1911 CarterCar Model L news, pictures, specifications, and information
Tourer
Chassis Num: 7120
Sold for $47,300 at 2010 RM Auctions.
The Catercar Company was one of the early automobile companies that began in the early 1900s. It was founded by Byron J. Carter who began his career working as a steam-driven press printer. Along with printing, Carter was a rubber stamp manufacturer who later entered a partnership with his father, Squire B. Carter, in the production of bicycles beginning in 1894. The U.S. Tag Company was formed in 1896. In 1899, Carter built his first gasoline powered automobile. Using his background in steam-driven press, future cars were powered by this alternative source.

By 1902, Carter had invented a three-cylinder 6 horsepower steam engine that he patented. Having created a successful product, he persuaded Jackson residents George A. Matthews and Charles Lewis to help him with automobile production. Matthews was the owner of the Fuller Buggy Company and had ties to the Jackson City Bank, while Mr.

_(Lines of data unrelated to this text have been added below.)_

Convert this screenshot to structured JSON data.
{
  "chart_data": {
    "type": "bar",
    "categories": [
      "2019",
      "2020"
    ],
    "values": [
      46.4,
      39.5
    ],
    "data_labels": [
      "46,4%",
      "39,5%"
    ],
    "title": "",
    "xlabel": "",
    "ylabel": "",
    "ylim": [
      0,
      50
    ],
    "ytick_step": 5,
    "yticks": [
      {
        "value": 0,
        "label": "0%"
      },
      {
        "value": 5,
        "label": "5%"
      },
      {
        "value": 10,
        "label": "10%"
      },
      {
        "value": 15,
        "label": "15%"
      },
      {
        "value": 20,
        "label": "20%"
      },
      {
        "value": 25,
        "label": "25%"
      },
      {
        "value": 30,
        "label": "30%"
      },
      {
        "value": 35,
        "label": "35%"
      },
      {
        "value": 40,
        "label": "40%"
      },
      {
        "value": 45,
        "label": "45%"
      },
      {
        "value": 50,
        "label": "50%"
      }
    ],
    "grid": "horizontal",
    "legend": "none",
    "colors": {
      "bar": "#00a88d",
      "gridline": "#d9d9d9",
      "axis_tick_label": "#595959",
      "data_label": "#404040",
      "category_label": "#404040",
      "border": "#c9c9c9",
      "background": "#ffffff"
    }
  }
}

Lewis was the president of Lewis Spring and Axle Company and the director of Union Bank in Jackson. Soon, the Jackson Automobile Company was incorporated and began producing both gasoline and steam powered vehicles.

A short time after incorporating and starting the business, Carter left the company due to a disagreement with his partners. He had an idea for a friction-drive that he was unable to convince his partners to pursue. Instead, he left the company and formed the Motorcar Company in Jackson, but soon relocated to Detroit after receiving financial backing there. Two years later, the company's name was changed to Cartercar Company, and again relocated to another location - the Pontiac Spring & Wagon Works in Pontiac.

Sales were strong and continued to improve year-after-year, until tragically, Byron Carter died in April of 1908 at the age of 44 due to pneumonia. On October 26th of 1909, the Cartercar Company was purchased by William Crapo Durant. The Cartercar would last through 1915.

This example wears an older restoration that still shows well in modern times. It is powered by a 255.6 cubic-inch L-head four-cylinder engine that produces around 35 horsepower. There is a friction transmission and two-wheel mechanical brakes.

In 2010, this car was offered for sale at the Vintage Motor Cars of Hershey presented by RM Auctions. It was estimated to sell for $20,000-$30,000 and offered without reserve. As bidding came to a close, the car had been sold for the sum of $47,300 including buyer's premium.